Man konnte das erste Projekt durchaus als Kombination von zwei Projekten ansehen. Einerseits wurde die vorhandene Gotthardbahn eingebunden. Sie wurde mit dem ursprünglich von Stephenson im Jahre 1872 vorgeschlagenen Projekt einer Lukmanierbahn ergänzt. Im Grunde sollte eine Neubaustrecke, die zusätzlich an den Gotthard angeschlossen werden sollte, gebaut werden. Dadurch wäre jedoch ein Tunnel entstanden, der die Form eines Ypsilons hatte. Daher nannte man dieses Projekt in der Folge Ypsilon.

Die neue Strecke hätte im Raum Chur begonnen und wäre durch das vordere Rheintal mehr oder weniger oberirdisch bis nach Trun geführt worden. Die hier massgebenden durchschnittlichen Geschwindigkeiten lagen bei 155 km/h. Ein Wert, der damals auf ersten Abschnitten in der Schweiz erreicht wurde. Schwierige Geländeabschnitte hätte man mit Tunnel passiert. Die Steigungen lagen dabei bei rund 13 ‰, was den Normen im Flachland entsprach. Europäisch gesehen war es jedoch keine Flachbahn mehr. Dort würde man sie eher als Steilstrecke betrachten.

Bei Trun hätte dann der Haupttunnel gegen Süden begonnen. Seine Länge lag schätzungsweise bei 40 bis 45 Kilometer. Genaue Angaben lagen noch nicht vor, da ja erst ein grobes Konzept bestand. Kurz vor Biasca wäre dann die Strecke oberirdisch bis in den Bahnhof Biasca geführt worden. Ein letzter Tunnel hätte die Züge um die Ortschaft Biasca geführt. Dort sollte dann die neue Strecke enden und der weitere Weg hätte über die bestehende Strecke geführt. Die Steigungen am Ceneri wären geblieben.

Diese Linienführung entsprach in etwa der von mir zur Erklärung der Begriffe erstellten Lukmanierbahn, welche in den Vorstellungen von Stephenson skizziert wurde, wenn damals auch engere Kurven vorgesehen waren.

Damit hätten wir jedoch erst einen Hauptteil der neuen Strecke betrachtet.
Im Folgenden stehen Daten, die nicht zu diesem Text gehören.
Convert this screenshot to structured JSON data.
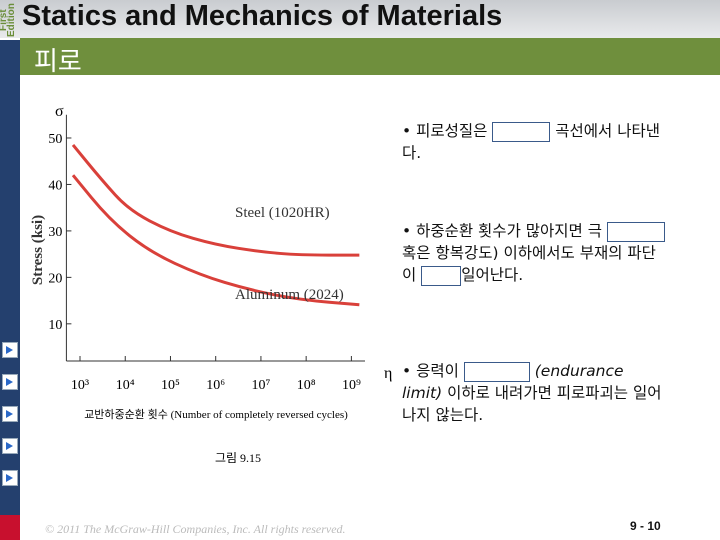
{
  "header": {
    "edition": "First Edition",
    "title": "Statics and Mechanics of Materials",
    "subtitle": "피로"
  },
  "bullets": [
    {
      "parts": [
        "피로성질은",
        "곡선에서 나타낸다."
      ]
    },
    {
      "parts": [
        "하중순환 횟수가 많아지면 극",
        "혹은 항복강도) 이하에서도 부재의 파단이",
        "일어난다."
      ]
    },
    {
      "parts": [
        "응력이",
        "(endurance limit)",
        "이하로 내려가면 피로파괴는 일어나지 않는다."
      ]
    }
  ],
  "caption": "그림 9.15",
  "footer": {
    "copyright": "© 2011 The McGraw-Hill Companies, Inc. All rights reserved.",
    "page": "9 - 10"
  },
  "chart_data": {
    "type": "line",
    "y_symbol": "σ",
    "x_symbol": "η",
    "y_label": "Stress (ksi)",
    "x_label": "교반하중순환 횟수 (Number of completely reversed cycles)",
    "x_scale": "log",
    "xlim": [
      500,
      2000000000
    ],
    "ylim": [
      2,
      55
    ],
    "xticks": [
      {
        "value": 1000,
        "label": "10³"
      },
      {
        "value": 10000,
        "label": "10⁴"
      },
      {
        "value": 100000,
        "label": "10⁵"
      },
      {
        "value": 1000000,
        "label": "10⁶"
      },
      {
        "value": 10000000,
        "label": "10⁷"
      },
      {
        "value": 100000000,
        "label": "10⁸"
      },
      {
        "value": 1000000000,
        "label": "10⁹"
      }
    ],
    "yticks": [
      10,
      20,
      30,
      40,
      50
    ],
    "series": [
      {
        "name": "Steel (1020HR)",
        "color": "#d9403a",
        "x": [
          700,
          3000,
          12000,
          100000,
          1000000,
          10000000,
          70000000,
          1500000000
        ],
        "values": [
          48.5,
          41,
          34.5,
          29.8,
          27,
          25.5,
          24.8,
          24.8
        ]
      },
      {
        "name": "Aluminum (2024)",
        "color": "#d9403a",
        "x": [
          700,
          4500,
          35000,
          450000,
          5600000,
          70000000,
          1500000000
        ],
        "values": [
          42,
          32.4,
          25.5,
          20.5,
          17.3,
          15.2,
          14.1
        ]
      }
    ]
  }
}
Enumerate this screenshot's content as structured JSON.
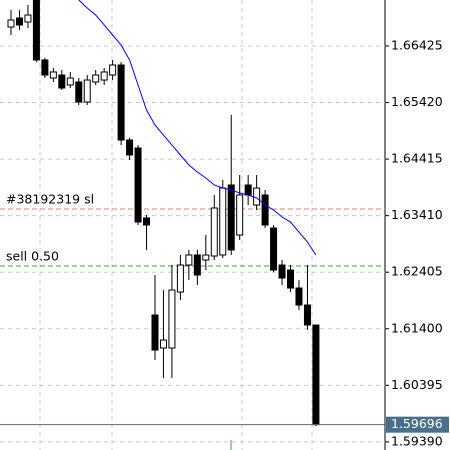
{
  "chart_data": {
    "type": "candlestick",
    "open": [
      1.66762,
      1.66922,
      1.66851,
      1.67242,
      1.66176,
      1.65856,
      1.65909,
      1.65732,
      1.65785,
      1.65429,
      1.65785,
      1.6582,
      1.65909,
      1.66087,
      1.64754,
      1.64612,
      1.63369,
      1.61644,
      1.61058,
      1.61058,
      1.62053,
      1.62533,
      1.62711,
      1.62622,
      1.62693,
      1.62711,
      1.63955,
      1.63066,
      1.63955,
      1.63599,
      1.63777,
      1.6319,
      1.62533,
      1.62444,
      1.62124,
      1.61822,
      1.61467
    ],
    "high": [
      1.67064,
      1.67064,
      1.67153,
      1.673,
      1.66211,
      1.66034,
      1.65998,
      1.65963,
      1.65856,
      1.65909,
      1.65998,
      1.66034,
      1.66176,
      1.6614,
      1.6479,
      1.64665,
      1.63422,
      1.62355,
      1.62089,
      1.62533,
      1.62711,
      1.628,
      1.628,
      1.63066,
      1.63777,
      1.64043,
      1.65198,
      1.64132,
      1.64132,
      1.64132,
      1.63866,
      1.63244,
      1.62622,
      1.62533,
      1.62266,
      1.62533,
      1.61467
    ],
    "low": [
      1.6662,
      1.66709,
      1.66744,
      1.6614,
      1.65856,
      1.65785,
      1.65643,
      1.65678,
      1.65376,
      1.65376,
      1.65732,
      1.65732,
      1.6582,
      1.64665,
      1.64399,
      1.63244,
      1.628,
      1.60845,
      1.60525,
      1.60525,
      1.61911,
      1.62266,
      1.62178,
      1.62444,
      1.62622,
      1.62658,
      1.62711,
      1.62977,
      1.63599,
      1.6351,
      1.6319,
      1.62408,
      1.62178,
      1.62053,
      1.61733,
      1.61378,
      1.59672
    ],
    "close": [
      1.66887,
      1.66798,
      1.66975,
      1.66176,
      1.65909,
      1.65963,
      1.65678,
      1.65856,
      1.65429,
      1.6582,
      1.65909,
      1.65963,
      1.66087,
      1.64754,
      1.64488,
      1.63297,
      1.63244,
      1.61022,
      1.612,
      1.62089,
      1.62533,
      1.62711,
      1.62355,
      1.62711,
      1.63546,
      1.63901,
      1.628,
      1.63777,
      1.63777,
      1.63901,
      1.63244,
      1.62444,
      1.62302,
      1.62124,
      1.61822,
      1.61467,
      1.59696
    ],
    "moving_average": {
      "color": "#0000ff",
      "values": [
        null,
        null,
        null,
        null,
        null,
        null,
        null,
        null,
        1.67242,
        1.671,
        1.66975,
        1.66798,
        1.6662,
        1.66442,
        1.66176,
        1.65732,
        1.65287,
        1.65021,
        1.64843,
        1.64665,
        1.64488,
        1.6431,
        1.64186,
        1.64079,
        1.63955,
        1.63901,
        1.63866,
        1.63813,
        1.63777,
        1.63724,
        1.63599,
        1.6351,
        1.63386,
        1.63297,
        1.63119,
        1.62942,
        1.62711
      ]
    },
    "ylim": [
      1.59246,
      1.67242
    ],
    "yticks": [
      1.66425,
      {
        "value": 1.6542,
        "label": "1.65420"
      },
      1.64415,
      {
        "value": 1.6341,
        "label": "1.63410"
      },
      1.62405,
      {
        "value": 1.614,
        "label": "1.61400"
      },
      1.60395,
      {
        "value": 1.5939,
        "label": "1.59390"
      }
    ],
    "grid": true,
    "annotations": [
      {
        "label": "#38192319 sl",
        "value": 1.63528,
        "color": "#e8806a"
      },
      {
        "label": "sell 0.50",
        "value": 1.62515,
        "color": "#33aa33"
      }
    ],
    "last_price": 1.59696,
    "last_price_color": "#4a6f8a"
  }
}
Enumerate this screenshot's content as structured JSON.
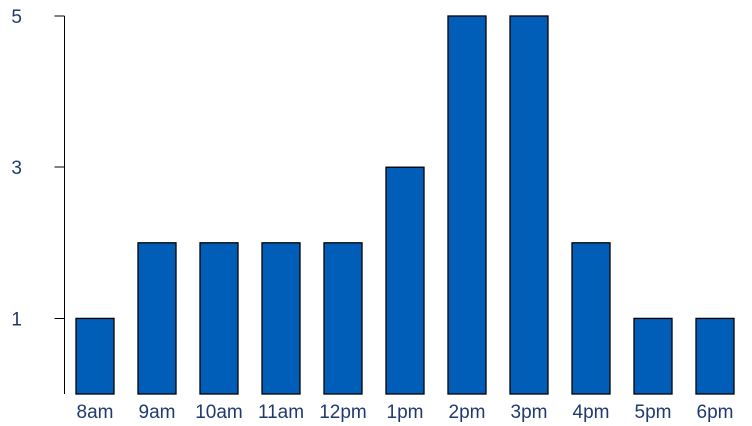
{
  "chart_data": {
    "type": "bar",
    "categories": [
      "8am",
      "9am",
      "10am",
      "11am",
      "12pm",
      "1pm",
      "2pm",
      "3pm",
      "4pm",
      "5pm",
      "6pm"
    ],
    "values": [
      1,
      2,
      2,
      2,
      2,
      3,
      5,
      5,
      2,
      1,
      1
    ],
    "yticks": [
      1,
      3,
      5
    ],
    "ylim": [
      0,
      5
    ],
    "title": "",
    "xlabel": "",
    "ylabel": "",
    "bar_color": "#005eb8",
    "grid": false,
    "legend": "none"
  }
}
Die Zuführung im Norden wäre über den Bereich Bodensee erfolgt. Man hätte neue Verkehrswege geschaffen, was keine dumme Idee war.

Der Grossraum Basel wäre so noch nicht an die neue Transversale angeschlossen worden. Dieser Grossraum Basel war jedoch wichtig, denn hier gelangten die meisten Züge in die Schweiz und der Umweg über Zürich und Chur wäre nicht sinnvoll gewesen.

So wäre der alte Weg über den Gotthard weiterhin bevorzugt benutzt worden. Eine Umlagerung konnte so nie erreicht werden. Man musste Basel einbinden, aber auch etwas entlasten, was durchaus richtig durchdacht war.

Daher plante man den Haupttunnel unterirdisch zu gabeln und ein zweites Nordportal im Raum Erstfeld zu planen. Der Haupttunnel hätte sich also ungefähr in der Mitte gegabelt und hätte entweder nach Trun oder nach Erstfeld geführt. Auf einer Karte aufgezeichnet bildete der Tunnel so ein Ypsilon, was letztlich dem Projekt den Namen gab. Basel wäre so über die bestehenden Strecken an die neue Strecke angeschlossen worden, was wichtig war, wollte man das Projekt zum Erfolg führen.

Wir hatten nun also eine erste Idee, die natürlich in den Händen der Politiker sogleich zerpflückt wurde. Jede Region, die nicht an dieses Projekt angeschlossen worden wäre, meinte, dass man hintergangen worden wäre. Besonders im Raum Bern, Lausanne machte sich daher eine Variante Lötschberg immer mehr Freunde. Da Zürich nicht unbedingt den Umweg über Chur nehmen wollte, sah man beim Projekt einzig den Ast nach Erstfeld als sinnvoll an und sprach daher von einer Variante Gotthard.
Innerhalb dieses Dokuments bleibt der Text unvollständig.